|Semantic Web and Libraries
26 Library Systems Seminar
Rome, 17-19 April 2002
Ontologies have emerged in recent years as a new tool in the world of information science. This short paper is intended as an overview of the subject and aims to explain what an ontology is, how it can be used, and how it can be constructed. Our aim is to show the value of ontologies and to highlight the important role they can play in the field of information management, particularly with respect to the understanding and consolidation of semantically complex resources found in libraries, museums and archives.
What is an ontology ?
The term ontology is derived from philosophy, where it has a variety of meanings. In the context of information science it has taken on a specific technical sense. Although there is a general consensus about what an ontology consists of and what it should do, some of the definitions provided by experts in the field are not, at first glance, easy to grasp:
"An ontology is an explicit specification of a conceptualization"
Thomas R. Gruber
"An ontology is a logical theory accounting for the intended meaning of a formal vocabulary"
"An ontology is a formal definition of a body of knowledge"
"An ontology is a catalog of the types of things that are assumed to exist in a domain of interest D from the perspective of a person who uses a language L for the purpose of talking about D" John F. Sowa
Despite this, several common themes do emerge :
1 In ontology is a formal representation which aims to be precise, explicit and unambiguous
2. The ontology describes the entities and concepts relevant to a particular domain
3. An ontology embodies a particular view of a domain - the same domain may be described in different ways by different ontologies.
These three points are worth commenting on in more detail:
1. While most writers describe ontologies in general terms as a formal description or specification of a domain, there is as yet no single universally accepted definition of what an ontology should consist of.

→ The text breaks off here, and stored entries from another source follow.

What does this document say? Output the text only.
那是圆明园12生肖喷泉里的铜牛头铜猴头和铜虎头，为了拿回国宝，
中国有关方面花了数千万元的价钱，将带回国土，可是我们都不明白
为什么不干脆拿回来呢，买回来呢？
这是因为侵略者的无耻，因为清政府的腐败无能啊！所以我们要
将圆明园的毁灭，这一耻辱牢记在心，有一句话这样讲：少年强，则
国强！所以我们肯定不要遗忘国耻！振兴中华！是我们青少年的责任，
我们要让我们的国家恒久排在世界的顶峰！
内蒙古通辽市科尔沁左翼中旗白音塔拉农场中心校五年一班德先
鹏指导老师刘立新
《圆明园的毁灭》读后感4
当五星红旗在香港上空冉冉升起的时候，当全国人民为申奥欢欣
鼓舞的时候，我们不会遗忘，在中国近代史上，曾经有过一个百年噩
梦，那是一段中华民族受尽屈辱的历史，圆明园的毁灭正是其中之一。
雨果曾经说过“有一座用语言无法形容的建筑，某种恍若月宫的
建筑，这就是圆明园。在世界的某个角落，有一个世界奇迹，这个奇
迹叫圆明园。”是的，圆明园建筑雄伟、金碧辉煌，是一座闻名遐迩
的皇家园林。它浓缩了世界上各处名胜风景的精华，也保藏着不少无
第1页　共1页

Some writers describe ontologies as consisting of entities, properties and the relationships between them, but this is inadequate for practical development of ontologies which requires the use of a clearly defined model. The CIDOC CRM, for example, is derived from the oo data model and consists of a hierarchy of entities and properties. Other ontologies are based on models derived from knowledge representation. These "ontological models" (in effect, meta-ontologies for ontologies) are all based on the assumption that the relevant aspects of a domain conceptualisation can be captured using just a few simple constructs.
2. Ontologies are domain specific for a very practical reason: describing the entire universe involves too much work. If the development on an ontology is to finish, the scope and aims have to be clearly defined at the outset. An unrestrained, universal ontology would tend to extend indefinitely and would require unlimited resources - few organisations would be willing to foot the bill (though encouraging one's competitors to do so might be an interesting ploy).
3. Different writers attach varying degrees of importance to the idea that divergent, and potentially incompatible ontologies may exist for the same domain. However, this point throws back to an important philosophical debate concerning the possibility of multiple conceptualisations of reality. Divergences may emerge merely as the result of describing different domains or different aspects of the same domain - such as population statistics viewed from the perspective of health care rather than life insurance - but these differences are in a sense, trivial, since they do not reveal any fundamental disagreement. However, it can be argued that incompatible yet equally plausible ontologies may emerge in cases when the domain is rigorously identical - suggesting that the underlying conceptualisations are not the same. One would expect conceptual divergences of this sort to emerge, for example, when rival theoretical hypotheses or religious convictions are at stake. This has the important consequence that uniting two or more divergent ontologies may in some instances turn out to be conceptually impossible. An ontology represents a series of propositions about entities which exist or do not exist within a given domain. Authors of incompatible ontologies would, presumably, attach different truth values to these propositions and might well be unwilling to compromise on their beliefs. Ontologies, as explicit formal representations, may serve a useful role in such cases by helping to reveal and clarify differences in conceptualisations which might otherwise remain concealed by common terminology - similar words may sometimes be employed even though very different ideas and concepts are being expressed.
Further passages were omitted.